As you can see, the Radial Basis Function kernel was far superior at separating the classes for the non-linear decision boundary. This is an extreme example, of course, where the classes are quite literally oriented in a circle, but RBF would still be the superior choice with any curved decision boundary. However, there is an exception to that statement.

### Polynomial Kernels¶

The exception mentioned above is simply when the decision boundary could best be modeled by a polynomial curve - in cases like this, the best option is to use the "polynomial" kernel in scikit learn. More on this can be found here: http://scikit-learn.org/stable/modules/svm.html#kernel-functions

## Fitting Parameters - GridSearchCV¶

We previously talked about two parameters: gamma and C. The question then becomes how to determine these values when training a model. This is especially true because different values can give vastly different models, as seen previously. The manual way to perform parameter fitting would be to iterate over all possible combinations of C and gamma. Luckily, there is a sklearn function for this: GridSearchCV.

Here we will revisit the Iris Species Classification from above:

In [9]:
# import necessary packages
from sklearn.model_selection import train_test_split, GridSearchCV
from sklearn import svm, datasets

# here we use the iris dataset
X = iris.data[:, :2]
Y = iris.target
X_train, X_test, Y_train, Y_test = train_test_split(X, Y, test_size=0.3)

# here is a hardcoded C and gamma
model = svm.SVC(kernel='linear', C=0.01,gamma=1)
model.fit(X_train, Y_train)
model.predict(X_test)
print("Model score for hard coded parameters: ", model.score(X_test,Y_test))

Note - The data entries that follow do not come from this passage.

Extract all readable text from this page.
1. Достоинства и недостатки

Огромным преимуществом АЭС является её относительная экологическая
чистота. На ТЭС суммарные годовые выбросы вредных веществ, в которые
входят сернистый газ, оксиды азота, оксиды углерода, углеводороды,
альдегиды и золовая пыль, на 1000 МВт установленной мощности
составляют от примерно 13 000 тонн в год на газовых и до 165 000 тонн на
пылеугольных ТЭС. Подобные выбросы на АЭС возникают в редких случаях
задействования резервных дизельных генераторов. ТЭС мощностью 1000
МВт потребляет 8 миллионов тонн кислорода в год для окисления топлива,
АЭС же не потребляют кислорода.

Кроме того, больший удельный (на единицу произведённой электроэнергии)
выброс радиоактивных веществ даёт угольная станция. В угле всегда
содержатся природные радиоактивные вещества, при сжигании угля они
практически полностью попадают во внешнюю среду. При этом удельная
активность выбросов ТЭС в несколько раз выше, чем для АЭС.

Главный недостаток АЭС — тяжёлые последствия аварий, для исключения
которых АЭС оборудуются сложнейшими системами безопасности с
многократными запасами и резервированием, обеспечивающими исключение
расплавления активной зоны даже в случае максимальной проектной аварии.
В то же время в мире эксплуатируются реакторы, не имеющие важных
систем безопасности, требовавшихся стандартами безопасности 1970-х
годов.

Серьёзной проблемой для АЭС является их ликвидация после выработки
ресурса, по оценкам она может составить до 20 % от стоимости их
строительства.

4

# give the grid search options to iterate over
Cs = [0.001, 0.01, 0.1, 1, 10, 100]
gammas = [0.001, 0.01, 0.1, 1]
param_grid = {'C': Cs, 'gamma' : gammas}
# create the GridSearch model
grid_search = GridSearchCV(svm.SVC(kernel='linear'), param_grid)
# fit the model
grid_search.fit(X_train, Y_train)

# we use the grid search parameters
model = svm.SVC(kernel='linear', C=grid_search.best_params_['C'],gamma=grid_search.best_params_['gamma'])
model.fit(X_train, Y_train)
model.predict(X_test)
print("Model score for grid search parameters: ", model.score(X_test,Y_test))

Model score for hard coded parameters:  0.577777777778
Model score for grid search parameters:  0.777777777778


The model performed better with the grid search parameters than with arbitrarily chosen parameters.

Additionally, the parameter options to iterate over must be given to the grid search. This means that if you give the model more values, you will get more accurate parameters. However, grid search will take longer to run then.